EDB Policy for Raising Capital

The EDB funding strategy establishes that the Bank raises funds to fund its activities in the international debt capital markets, as a core source of relatively cheap and long-date financing denominated in Eurocurrencies, such as US dollars, Euros, Euroroubles and others, from institutional investors and private banking clients under the bank’s EMTN program, syndicated loan markets, local currency markets, including member state and non-member state markets, and various forms of project-tied financing targeting commercial banks and other interested co-investors.

We believe that such an approach will help the Bank to raise large-scale financing from institutional investors on favorable terms in stable market conditions, and to attract financing, when needed, from investors oriented to local currency instruments, which are less correlated with global liquidity conditions — when such conditions are less favorable for USD denominated Eurobond issues. Segments of local currency markets that are potentially interesting to the EDB include: the Rouble, Tenge, Swiss Franc, Yen markets, as well as local issues in Euros (for example, in Germany).
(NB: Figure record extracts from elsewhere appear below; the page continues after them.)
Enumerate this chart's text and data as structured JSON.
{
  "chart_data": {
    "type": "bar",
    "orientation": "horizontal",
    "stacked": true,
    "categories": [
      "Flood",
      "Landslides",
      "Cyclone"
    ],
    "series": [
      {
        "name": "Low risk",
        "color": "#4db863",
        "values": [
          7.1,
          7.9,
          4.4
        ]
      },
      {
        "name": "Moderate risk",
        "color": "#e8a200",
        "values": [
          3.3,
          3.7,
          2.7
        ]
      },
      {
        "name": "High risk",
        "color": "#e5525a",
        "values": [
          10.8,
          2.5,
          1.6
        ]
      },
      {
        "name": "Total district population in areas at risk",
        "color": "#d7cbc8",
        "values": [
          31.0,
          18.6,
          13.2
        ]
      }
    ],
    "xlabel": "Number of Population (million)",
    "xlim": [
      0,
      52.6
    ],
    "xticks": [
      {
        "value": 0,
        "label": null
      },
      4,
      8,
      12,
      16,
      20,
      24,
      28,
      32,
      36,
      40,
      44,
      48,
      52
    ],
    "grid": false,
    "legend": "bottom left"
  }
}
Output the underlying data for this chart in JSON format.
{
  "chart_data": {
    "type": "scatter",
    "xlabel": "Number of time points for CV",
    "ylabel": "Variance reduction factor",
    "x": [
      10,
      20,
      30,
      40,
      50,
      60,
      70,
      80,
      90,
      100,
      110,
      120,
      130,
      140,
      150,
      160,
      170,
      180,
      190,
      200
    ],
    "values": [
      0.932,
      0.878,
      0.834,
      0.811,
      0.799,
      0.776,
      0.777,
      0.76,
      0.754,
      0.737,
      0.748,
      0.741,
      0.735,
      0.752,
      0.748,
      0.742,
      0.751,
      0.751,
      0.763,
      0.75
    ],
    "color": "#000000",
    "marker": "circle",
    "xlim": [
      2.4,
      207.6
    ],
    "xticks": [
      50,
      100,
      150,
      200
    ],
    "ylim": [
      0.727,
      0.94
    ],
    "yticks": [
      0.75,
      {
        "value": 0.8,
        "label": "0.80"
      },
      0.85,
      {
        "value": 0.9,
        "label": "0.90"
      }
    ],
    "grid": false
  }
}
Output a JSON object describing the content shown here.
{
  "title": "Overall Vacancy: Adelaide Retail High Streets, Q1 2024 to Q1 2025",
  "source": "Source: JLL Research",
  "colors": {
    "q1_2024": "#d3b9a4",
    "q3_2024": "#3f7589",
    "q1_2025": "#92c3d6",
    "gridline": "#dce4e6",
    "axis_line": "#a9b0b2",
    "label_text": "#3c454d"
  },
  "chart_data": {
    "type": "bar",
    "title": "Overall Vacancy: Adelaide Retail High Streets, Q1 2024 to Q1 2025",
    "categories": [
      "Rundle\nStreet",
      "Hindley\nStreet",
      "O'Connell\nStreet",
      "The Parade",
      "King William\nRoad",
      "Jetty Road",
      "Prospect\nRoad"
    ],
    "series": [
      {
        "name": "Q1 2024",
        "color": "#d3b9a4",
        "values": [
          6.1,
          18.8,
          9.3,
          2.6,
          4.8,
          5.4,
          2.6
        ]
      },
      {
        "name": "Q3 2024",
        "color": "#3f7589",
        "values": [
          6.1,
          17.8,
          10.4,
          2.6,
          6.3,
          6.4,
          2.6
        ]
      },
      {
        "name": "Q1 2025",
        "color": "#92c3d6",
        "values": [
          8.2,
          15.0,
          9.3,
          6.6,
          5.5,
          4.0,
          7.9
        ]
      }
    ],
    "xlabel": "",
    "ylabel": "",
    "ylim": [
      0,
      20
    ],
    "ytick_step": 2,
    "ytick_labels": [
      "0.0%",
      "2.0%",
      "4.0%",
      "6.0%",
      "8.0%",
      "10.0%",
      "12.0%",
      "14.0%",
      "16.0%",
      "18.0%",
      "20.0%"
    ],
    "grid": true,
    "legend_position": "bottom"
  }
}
A combination of the aforementioned markets and currencies will allow the Bank to minimize execution risk at any given moment, as well as to narrow the currency mismatch between its assets and liabilities.

Going forward, the Bank also plans to use asset backed instruments to sell risk off its balance sheet, and project-tied financing, involving public and club syndicated loans, ECA-covered financing (tied and untied) and other forms.